A change of perspective
There’s a beautiful wooded trail near my house that I walk just about every day. I was recently listening to a podcast and was struck when the interviewer asked the interviewee what they planned to do “next.” For some reason, that word lodged itself into my brain and stayed. I kept walking and it became a near-mantra that day. With the pace of my stride, I thought, “next, next, next, next …”

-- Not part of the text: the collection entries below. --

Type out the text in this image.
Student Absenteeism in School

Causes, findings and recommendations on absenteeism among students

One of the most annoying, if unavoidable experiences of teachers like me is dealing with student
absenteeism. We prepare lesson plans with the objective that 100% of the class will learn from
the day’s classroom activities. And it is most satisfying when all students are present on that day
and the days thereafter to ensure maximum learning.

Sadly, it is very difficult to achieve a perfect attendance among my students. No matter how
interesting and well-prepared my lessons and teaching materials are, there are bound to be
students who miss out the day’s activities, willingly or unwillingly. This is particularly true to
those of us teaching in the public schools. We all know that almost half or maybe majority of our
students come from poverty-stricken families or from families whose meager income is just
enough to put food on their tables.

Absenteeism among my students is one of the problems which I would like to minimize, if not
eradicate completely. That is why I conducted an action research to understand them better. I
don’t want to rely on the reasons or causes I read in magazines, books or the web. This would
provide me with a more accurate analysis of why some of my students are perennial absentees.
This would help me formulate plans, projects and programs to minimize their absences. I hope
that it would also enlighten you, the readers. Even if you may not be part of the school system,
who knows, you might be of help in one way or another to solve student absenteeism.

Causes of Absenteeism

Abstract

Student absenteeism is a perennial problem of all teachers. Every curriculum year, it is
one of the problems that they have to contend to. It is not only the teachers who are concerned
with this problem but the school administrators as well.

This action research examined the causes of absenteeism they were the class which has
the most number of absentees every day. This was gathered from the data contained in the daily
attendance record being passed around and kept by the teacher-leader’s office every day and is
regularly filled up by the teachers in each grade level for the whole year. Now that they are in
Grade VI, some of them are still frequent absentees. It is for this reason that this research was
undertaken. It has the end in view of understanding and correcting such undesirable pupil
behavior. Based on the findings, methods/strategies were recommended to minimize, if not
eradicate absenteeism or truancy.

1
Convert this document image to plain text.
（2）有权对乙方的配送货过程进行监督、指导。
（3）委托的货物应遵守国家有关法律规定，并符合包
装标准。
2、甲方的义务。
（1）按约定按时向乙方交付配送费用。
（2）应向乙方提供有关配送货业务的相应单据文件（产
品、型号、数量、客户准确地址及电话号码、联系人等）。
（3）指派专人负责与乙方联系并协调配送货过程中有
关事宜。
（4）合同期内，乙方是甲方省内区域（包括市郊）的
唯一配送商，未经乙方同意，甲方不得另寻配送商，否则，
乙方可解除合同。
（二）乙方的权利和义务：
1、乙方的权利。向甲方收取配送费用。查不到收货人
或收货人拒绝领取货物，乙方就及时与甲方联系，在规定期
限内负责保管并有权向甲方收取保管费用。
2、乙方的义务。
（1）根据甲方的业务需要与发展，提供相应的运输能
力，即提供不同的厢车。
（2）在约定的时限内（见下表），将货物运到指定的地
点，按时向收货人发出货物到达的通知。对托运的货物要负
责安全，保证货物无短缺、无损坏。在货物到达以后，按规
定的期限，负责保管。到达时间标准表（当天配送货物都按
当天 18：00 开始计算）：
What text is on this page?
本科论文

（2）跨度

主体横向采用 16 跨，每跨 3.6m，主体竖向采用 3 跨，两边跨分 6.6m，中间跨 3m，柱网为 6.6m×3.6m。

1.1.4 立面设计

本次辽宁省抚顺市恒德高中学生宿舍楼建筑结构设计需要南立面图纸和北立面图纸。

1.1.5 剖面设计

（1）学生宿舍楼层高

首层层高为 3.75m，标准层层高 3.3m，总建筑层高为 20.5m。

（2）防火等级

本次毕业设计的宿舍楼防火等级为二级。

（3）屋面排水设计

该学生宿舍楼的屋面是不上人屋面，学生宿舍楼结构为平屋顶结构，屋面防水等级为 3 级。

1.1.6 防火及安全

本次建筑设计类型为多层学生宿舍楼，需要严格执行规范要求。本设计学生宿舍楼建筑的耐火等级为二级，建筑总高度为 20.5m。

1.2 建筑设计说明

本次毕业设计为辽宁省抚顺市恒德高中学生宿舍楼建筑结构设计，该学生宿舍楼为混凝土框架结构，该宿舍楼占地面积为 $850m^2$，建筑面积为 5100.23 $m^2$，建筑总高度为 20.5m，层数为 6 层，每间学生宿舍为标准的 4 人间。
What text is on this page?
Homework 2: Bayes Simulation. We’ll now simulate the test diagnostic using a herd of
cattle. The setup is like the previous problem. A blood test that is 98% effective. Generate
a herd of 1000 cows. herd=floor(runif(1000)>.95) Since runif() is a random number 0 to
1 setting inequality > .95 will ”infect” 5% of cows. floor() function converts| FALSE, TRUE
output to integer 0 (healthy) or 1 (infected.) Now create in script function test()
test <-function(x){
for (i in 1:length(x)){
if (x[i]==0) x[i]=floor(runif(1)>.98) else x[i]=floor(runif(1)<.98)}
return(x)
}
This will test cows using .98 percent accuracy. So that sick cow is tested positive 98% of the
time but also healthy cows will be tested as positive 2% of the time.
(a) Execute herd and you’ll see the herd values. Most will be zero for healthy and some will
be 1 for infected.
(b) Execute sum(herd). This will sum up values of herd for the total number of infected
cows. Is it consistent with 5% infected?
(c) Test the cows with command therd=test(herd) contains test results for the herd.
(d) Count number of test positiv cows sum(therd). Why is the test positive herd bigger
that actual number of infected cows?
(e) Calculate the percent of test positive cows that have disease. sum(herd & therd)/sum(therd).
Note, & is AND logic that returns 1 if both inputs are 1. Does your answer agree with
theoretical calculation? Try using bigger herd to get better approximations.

This little word somehow sparked in me a shift in mindset. Instead of focusing so much on what I should do for the rest of my life and worrying about the broad, distant questions, I have continued to repeat the word “next” to myself: what do I want to do next? What is the next best step for me? What next step will help keep me on the path that feels inherently right? What can I do next to help better myself?
What I focus on now
Instead of what is forever…just, what is next? I’m almost 30 and realize that I am still pretty young—with many years of my career still ahead of me. Instead of finding the “be all, end all” path, maybe it’s okay that I continue on a more circuitous route. It can cause anxiety, sure, but maybe there’s some fun in not knowing what is to come. Maybe the trick is to move away from the perceived stability of “forever” and focus on the excitement — instead of the anxiety — of the unknown. Maybe the point is to look forward, but just a step or two ahead — toward the next.